Sin, death, and Satan have been spoiled by the ultimate spoiler of all, our Lord Jesus Christ.  And as Eve was created out of the flesh of her bridegroom that original Good Friday, so is the Church created out of the flesh of the Lord Jesus Christ when His flesh was nailed to the cross, and when His blood was shed upon the earth to renew its goodness. 

And just as Eve was the mother of all living, the New and Greater Eve, our mother that is the Church, has given us a new and eternal birth from the matrix of the baptismal font.  We are Eve’s children, and we are the Church’s children.  God has become our Father.  The Lord Jesus Christ has become our redeemer.  Satan has become our defeated enemy.

Yes, we know how it all ends.

And yet, we are still faced with many unknowns.  For we cannot see into our own immediate future.  Though our Lord has redeemed us by the cross, we still live, for the time being, in the corrupted world in our fallen flesh.  Even as our Lord endured the cross on His way to the resurrection, so do we, as followers of our Lord Jesus Christ.  Our own crosses will come upon us in ways that are both expected and unexpected, and crosses are horrific.  The only way that we can endure them is by faith – the very faith that is a gift of God delivered to us in Word and Sacrament, the faith of Jesus as He endured the cross and the tomb, the faith given to us by His grace, mercy, and love.  It is the faith that grasps the Lord by the hand and refuses to let go, come what may.

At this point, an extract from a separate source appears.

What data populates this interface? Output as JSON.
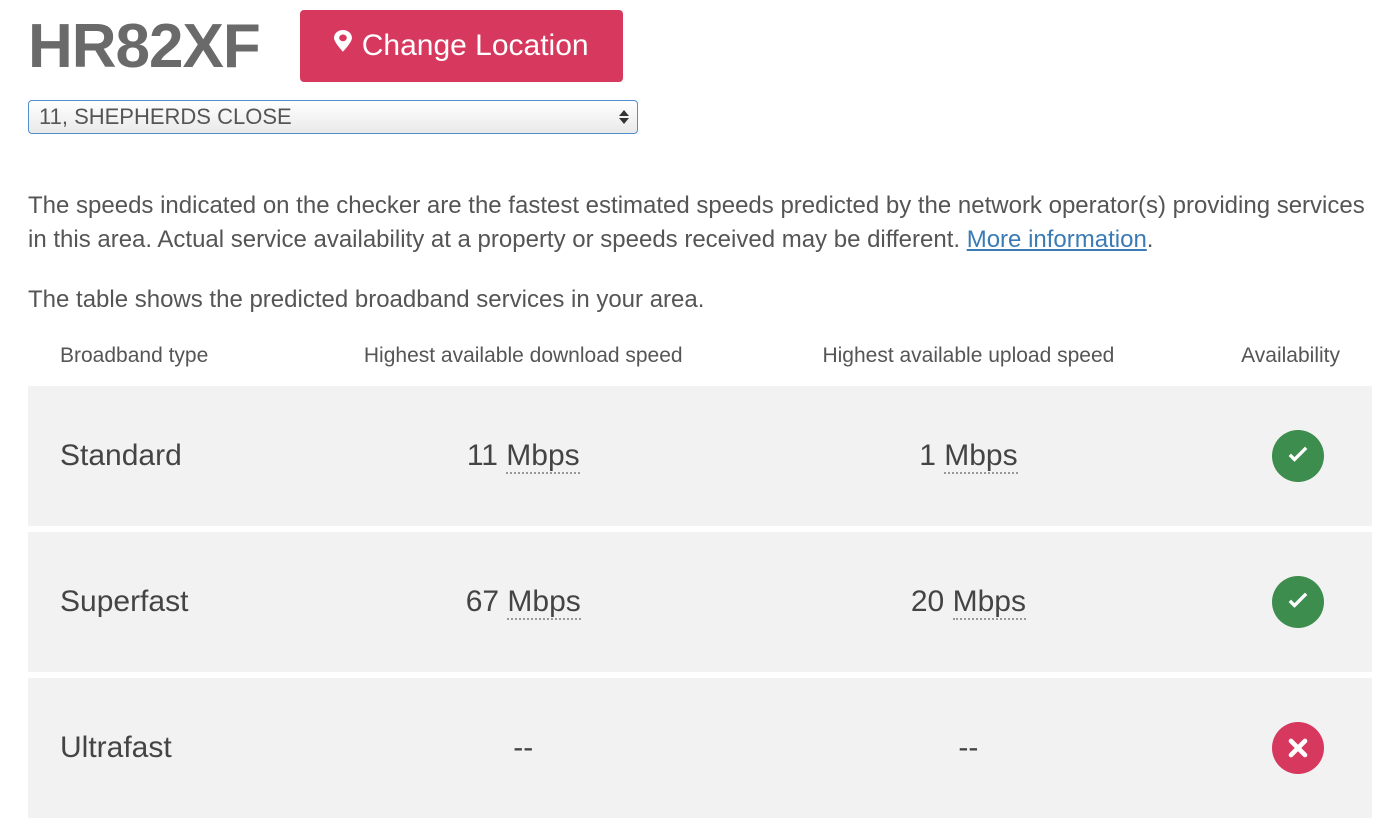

For just as sure as the sun sets and rises again, so too does Sunday follow Friday.  So too does joy follow sadness.  So too does eternity follow time.  So too does life follow death.

And so we follow Jesus – from the garden to the garden.  We too are betrayed by people we trusted.  We too are bullied by the world, in some cases arrested for the sake of the Gospel.  We too are denied by friends who flee from us in times of trial.  We too are physically beaten down and condemned to die.  Along the march of this life, we are subjected to humiliations and degradations.  We bear the crosses laid upon our own shoulders, including false accusations and being deprived of things that are rightfully ours.  We struggle with family issues, and we too breathe our last and are buried back into the earth from which our human race came on the original Good Friday.

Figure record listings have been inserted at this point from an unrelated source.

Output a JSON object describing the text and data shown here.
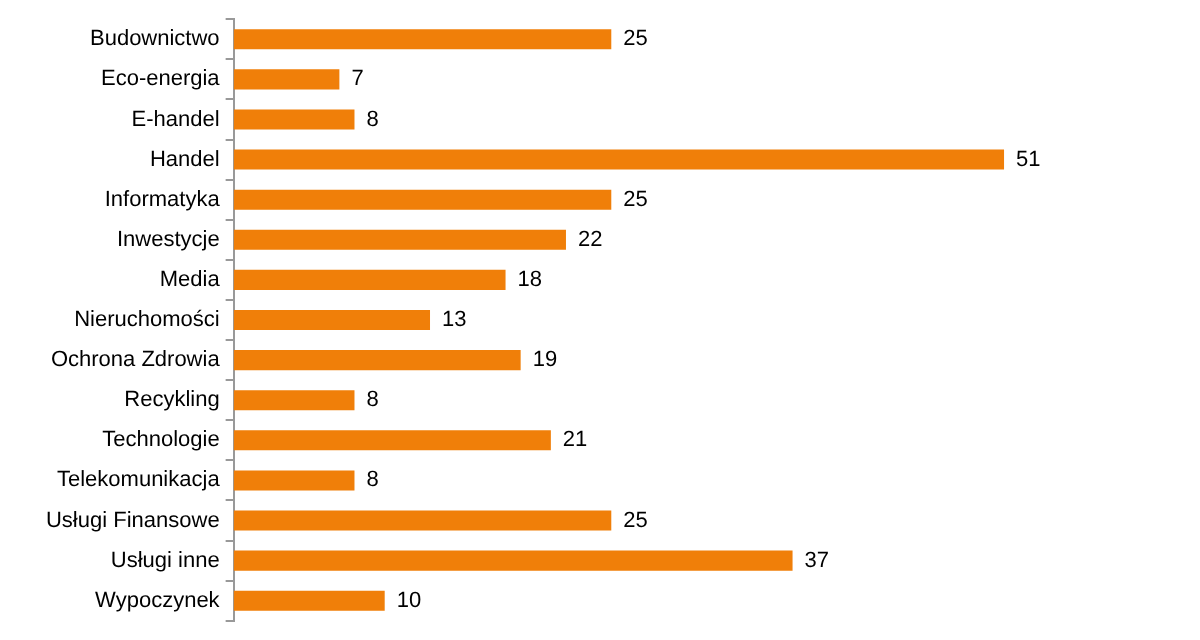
{
  "chart_data": {
    "type": "bar",
    "orientation": "horizontal",
    "categories": [
      "Budownictwo",
      "Eco-energia",
      "E-handel",
      "Handel",
      "Informatyka",
      "Inwestycje",
      "Media",
      "Nieruchomości",
      "Ochrona Zdrowia",
      "Recykling",
      "Technologie",
      "Telekomunikacja",
      "Usługi Finansowe",
      "Usługi inne",
      "Wypoczynek"
    ],
    "values": [
      25,
      7,
      8,
      51,
      25,
      22,
      18,
      13,
      19,
      8,
      21,
      8,
      25,
      37,
      10
    ],
    "color": "#f07f09",
    "data_labels": true,
    "legend": false,
    "tick_labels": "y"
  }
}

Enduring these struggles and bearing these crosses are not easy.  They are not trifles.  Our suffering is very real.  Even though we know how the narrative ends, we live in the present, and not in the future.  It is only by faith that we can endure what we must in this no-man’s land between the gardens.

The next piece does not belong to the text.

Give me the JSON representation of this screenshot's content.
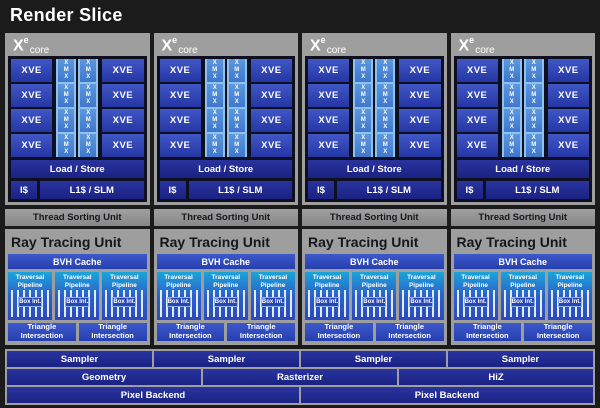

And so even though we know Easter is coming, we still pause and meditate on the journey from the Garden of Eden to the Garden Tomb.  Though we anticipate the resurrection, we nevertheless meditate upon the cross.  For the cross of Jesus is what redeems us; the blood of Jesus is what cleanses us; the flesh of Jesus is what restores us; the death of Jesus is what revivifies us.  Our debt is paid.  Our sins are atoned for.  Our lives have been bought back.  Our narrative has been rewritten.  And we can live our lives under the cross with a knowing smile that sin, death, and the devil have been defeated.  We can go to our own tombs in the garden knowing that a New and Greater Garden awaits us.

So here we are once again, dear friends, here we are pondering the cross and being strengthened by the Word.  Here we are literally eating and drinking life, delivered to us by our Lord upon the cross, looking forward in faith to the resurrection.

We know how we got here, and we know how this ends.  Thanks be to God!  Amen.

In the name of the Father and of the + Son and of the Holy Spirit.  Amen.